Unsurprisingly, an enormous gulf emerged in the decades that followed between the have-PCs and the have-not-PCs. That gulf unfortunately still exists today. According to a recent, representative survey of 2,600 children between the ages of 8 and 18, only 25 percent of teenagers in families with incomes below $35,000 have their own laptops. In families with incomes above $100,000, 62 percent of teenagers do.
So the digital divide, in one sense, holds. But if our conception of the divide fixates on the computers many of us grew up with, we miss a remarkable story about the recent rapid adoption of smartphones and tablets, including—and perhaps especially—in low-income areas.
The same Apple that sold a nearly-$6,000 computer in 1984—which an internal Apple memo said was for the "person in the street"—released a new iPhone last month that cost $399. Android phones can be purchased for even less. Tablets are available for less than $100.
This is all still very much real money, and especially for people living below the poverty line, it remains a stretch financially. Yet many have indeed stretched to get these devices into their homes. The necessity and popularity of these devices are of a different order of magnitude than the desire for laptops and desktops. Phones are where Snapchat, Kik, and—above all—Facebook live.

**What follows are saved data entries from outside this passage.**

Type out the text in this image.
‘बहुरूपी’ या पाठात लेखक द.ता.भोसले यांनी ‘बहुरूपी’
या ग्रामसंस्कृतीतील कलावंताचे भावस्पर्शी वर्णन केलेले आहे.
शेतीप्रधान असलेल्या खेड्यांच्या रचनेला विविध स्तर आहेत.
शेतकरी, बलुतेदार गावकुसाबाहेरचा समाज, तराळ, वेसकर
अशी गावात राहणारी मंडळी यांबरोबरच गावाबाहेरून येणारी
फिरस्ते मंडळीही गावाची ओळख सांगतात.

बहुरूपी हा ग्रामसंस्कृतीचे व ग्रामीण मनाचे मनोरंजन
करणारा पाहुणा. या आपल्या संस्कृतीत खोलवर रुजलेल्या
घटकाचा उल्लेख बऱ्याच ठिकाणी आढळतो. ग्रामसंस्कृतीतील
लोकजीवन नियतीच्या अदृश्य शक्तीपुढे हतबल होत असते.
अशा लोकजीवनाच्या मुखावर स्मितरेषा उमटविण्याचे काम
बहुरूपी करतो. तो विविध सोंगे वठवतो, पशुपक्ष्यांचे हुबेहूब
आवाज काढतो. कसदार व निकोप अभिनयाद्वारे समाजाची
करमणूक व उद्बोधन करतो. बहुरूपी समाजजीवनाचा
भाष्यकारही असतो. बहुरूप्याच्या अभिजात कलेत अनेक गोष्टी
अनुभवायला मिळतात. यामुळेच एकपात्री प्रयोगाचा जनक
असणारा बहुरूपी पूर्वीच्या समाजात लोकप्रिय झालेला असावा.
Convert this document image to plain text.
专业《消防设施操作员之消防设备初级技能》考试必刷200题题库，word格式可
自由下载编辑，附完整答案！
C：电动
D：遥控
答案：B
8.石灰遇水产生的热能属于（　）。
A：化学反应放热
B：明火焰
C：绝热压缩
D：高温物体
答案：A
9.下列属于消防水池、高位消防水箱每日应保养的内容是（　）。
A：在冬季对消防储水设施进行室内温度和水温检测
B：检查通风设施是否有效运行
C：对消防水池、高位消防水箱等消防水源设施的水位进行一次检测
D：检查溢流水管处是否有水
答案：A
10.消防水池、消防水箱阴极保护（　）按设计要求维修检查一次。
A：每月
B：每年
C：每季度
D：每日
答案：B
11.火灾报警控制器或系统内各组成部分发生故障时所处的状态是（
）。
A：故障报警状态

The result? According to Common Sense, 51 percent of teenagers in low-income families have their own smartphones, and 48 percent of tweens in those families have their own tablets. Note that these are their own devices, not devices they have to borrow from someone else. Among middle-income families (that is, between $35,000 and $100,000), 53 percent of tweens have their own tablets and 69 percent of teenagers have their own smartphones, certainly higher but by a lot less than one might imagine.
If we pull back and look at households in general, the gap narrows in other ways. This winter, the Joan Ganz Cooney Center at Sesame Workshop published the first nationally representative telephone survey of lower-income parents on issues related to digital connectivity. The study, conducted by the research firm SSRS, included nearly 1,200 parents with school-aged children, interviewed in both Spanish and English, via landlines and cell phones. It was weighted to be representative of the American population.
In this comprehensive survey, a striking 85 percent of families living below the poverty line have some kind of digital device, smartphone or tablet, in their household. Seventy-three percent had one or more smartphones, compared to 84 percent for families above the poverty line. These are vastly changed numbers from just a few years ago. A 2011 study by Common Sense showed that in lower-income (under $30,000) households with children, only 27 percent of them had a smartphone, compared to 57 percent for households with children and income over $75,000.